I was wrong: Kids Singing at Christmas Eve is a Good Idea.

I was wrong: Kids Singing at Christmas Eve is a Good Idea.

This week we are going to be exploring three simple ways to help connect the ministry we do at church with parents at home. At Liquid we are attempting to partner more with parents [learn more] and these are a few of the small things we’ve done in this area.


I have to confess something. Years ago when I was on staff at The Meeting House in Toronto I would end up in an annual conversation with my good friend [and amazing photographer] Amy Montgomery about what a bad idea it would be to have the kids up on stage during our Christmas Eve service.

I was wrong.

I didn’t think it could be done well. I thought it was outside the brand character of the church we were attempting to create. I thought it would be really corny.

Two Christmas seasons ago at Liquid Church we had our first Christmas Eve services . . . and I found myself advocating for having kids on stage that evening. The logic we ended up using was that doing this would . . .

  • Help to encourage parents to invite the extended family to visit that evening.
  • Be a great focus for the late fall programming within our Children’s programming.
  • Let’s be honest … people are looking for sentimental on Christmas eve. Having the kids on stage (and also singing Silent Night with candles lit) isn’t anything we normally do . . . but meets people where they are at that on Christmas eve.
  • If we say that partnering with families is really important to us . . . but never have a kid on stage at all . . . doesn’t that send a mixed message?

So we did it! It was a bit cheesy . . . but great at the same time. We made some tweaks from 2009 to 2010 and I’m pretty excited to see what we can do this coming year.

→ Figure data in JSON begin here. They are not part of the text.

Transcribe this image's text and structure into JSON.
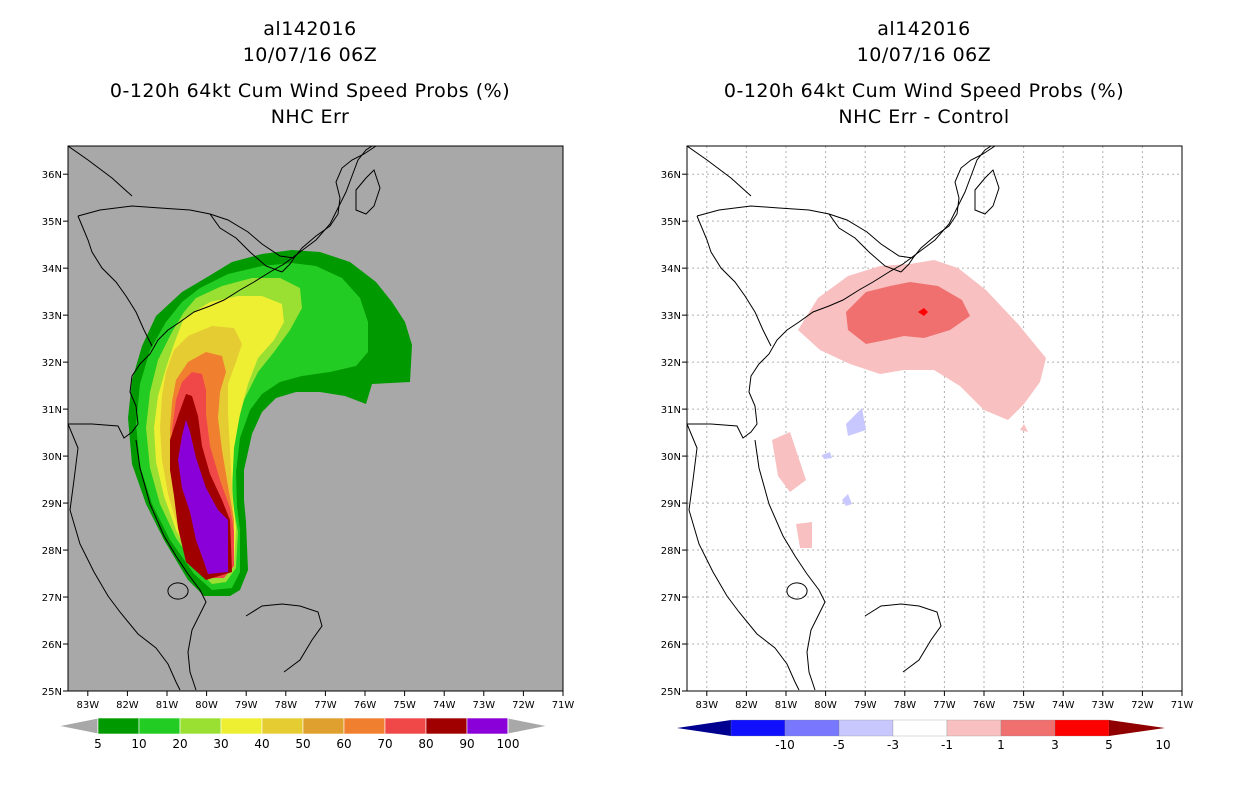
{
  "chart_data": [
    {
      "type": "filled-contour-map",
      "title_lines": [
        "al142016",
        "10/07/16 06Z",
        "0-120h 64kt Cum Wind Speed Probs (%)",
        "NHC Err"
      ],
      "lon_ticks": [
        "83W",
        "82W",
        "81W",
        "80W",
        "79W",
        "78W",
        "77W",
        "76W",
        "75W",
        "74W",
        "73W",
        "72W",
        "71W"
      ],
      "lat_ticks": [
        "36N",
        "35N",
        "34N",
        "33N",
        "32N",
        "31N",
        "30N",
        "29N",
        "28N",
        "27N",
        "26N",
        "25N"
      ],
      "xlim": [
        -83.5,
        -71
      ],
      "ylim": [
        25,
        36.6
      ],
      "colorbar": {
        "labels": [
          "5",
          "10",
          "20",
          "30",
          "40",
          "50",
          "60",
          "70",
          "80",
          "90",
          "100"
        ],
        "colors": [
          "#009900",
          "#22cc22",
          "#99e033",
          "#eeee33",
          "#e6cc33",
          "#e0a030",
          "#f08030",
          "#f04848",
          "#a00000",
          "#8a00d8"
        ],
        "background": "#a8a8a8"
      }
    },
    {
      "type": "filled-contour-map",
      "title_lines": [
        "al142016",
        "10/07/16 06Z",
        "0-120h 64kt Cum Wind Speed Probs (%)",
        "NHC Err - Control"
      ],
      "lon_ticks": [
        "83W",
        "82W",
        "81W",
        "80W",
        "79W",
        "78W",
        "77W",
        "76W",
        "75W",
        "74W",
        "73W",
        "72W",
        "71W"
      ],
      "lat_ticks": [
        "36N",
        "35N",
        "34N",
        "33N",
        "32N",
        "31N",
        "30N",
        "29N",
        "28N",
        "27N",
        "26N",
        "25N"
      ],
      "xlim": [
        -83.5,
        -71
      ],
      "ylim": [
        25,
        36.6
      ],
      "colorbar": {
        "labels": [
          "-10",
          "-5",
          "-3",
          "-1",
          "1",
          "3",
          "5",
          "10"
        ],
        "colors": [
          "#000090",
          "#1010ff",
          "#7878ff",
          "#c8c8ff",
          "#ffffff",
          "#f8c0c0",
          "#f07070",
          "#ff0000",
          "#900000"
        ]
      }
    }
  ]
}
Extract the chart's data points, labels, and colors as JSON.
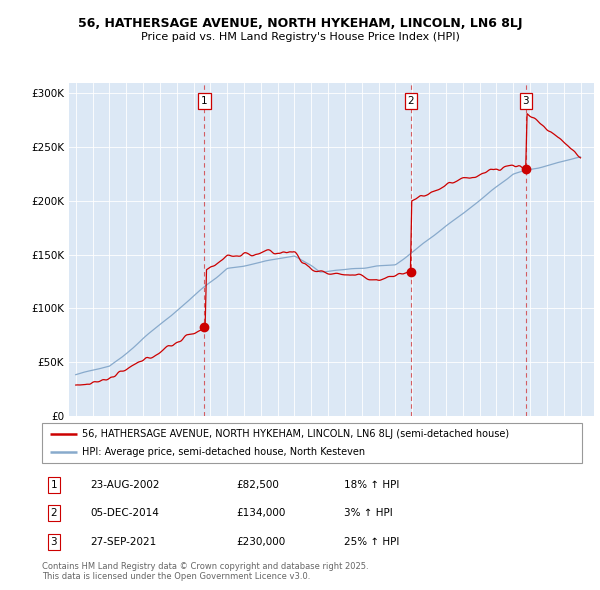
{
  "title_line1": "56, HATHERSAGE AVENUE, NORTH HYKEHAM, LINCOLN, LN6 8LJ",
  "title_line2": "Price paid vs. HM Land Registry's House Price Index (HPI)",
  "plot_bg_color": "#dce8f5",
  "red_line_color": "#cc0000",
  "blue_line_color": "#88aacc",
  "ylim": [
    0,
    310000
  ],
  "yticks": [
    0,
    50000,
    100000,
    150000,
    200000,
    250000,
    300000
  ],
  "ytick_labels": [
    "£0",
    "£50K",
    "£100K",
    "£150K",
    "£200K",
    "£250K",
    "£300K"
  ],
  "sales": [
    {
      "num": 1,
      "date": "23-AUG-2002",
      "price": 82500,
      "pct": "18%",
      "direction": "↑",
      "year": 2002.65
    },
    {
      "num": 2,
      "date": "05-DEC-2014",
      "price": 134000,
      "pct": "3%",
      "direction": "↑",
      "year": 2014.92
    },
    {
      "num": 3,
      "date": "27-SEP-2021",
      "price": 230000,
      "pct": "25%",
      "direction": "↑",
      "year": 2021.75
    }
  ],
  "legend_label_red": "56, HATHERSAGE AVENUE, NORTH HYKEHAM, LINCOLN, LN6 8LJ (semi-detached house)",
  "legend_label_blue": "HPI: Average price, semi-detached house, North Kesteven",
  "footer1": "Contains HM Land Registry data © Crown copyright and database right 2025.",
  "footer2": "This data is licensed under the Open Government Licence v3.0.",
  "xmin": 1995,
  "xmax": 2025
}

Here are a few lessons we learned in pulling off the “kids on stage” deal:

  • Sent every family home with two discs starting the second week of October – one with just the music on it, another one with a video that shows the actions being performed.
  • We used “audio tracks” for the kids to sing to . . . the band is cooler to have them sing along with but the tracks are more predictable for them.
  • We had free family photos available in the foyer before and after the service. This was a huge hit and really encouraged Uncle Eddie and Grandma to come and see the “precious little ones” on the stage.
  • They sang two songs . . . and then got off the stage! We know this is a really great . . .for a segment of our community.

What about you? Where does the line of including kids in the main programming fall in your church?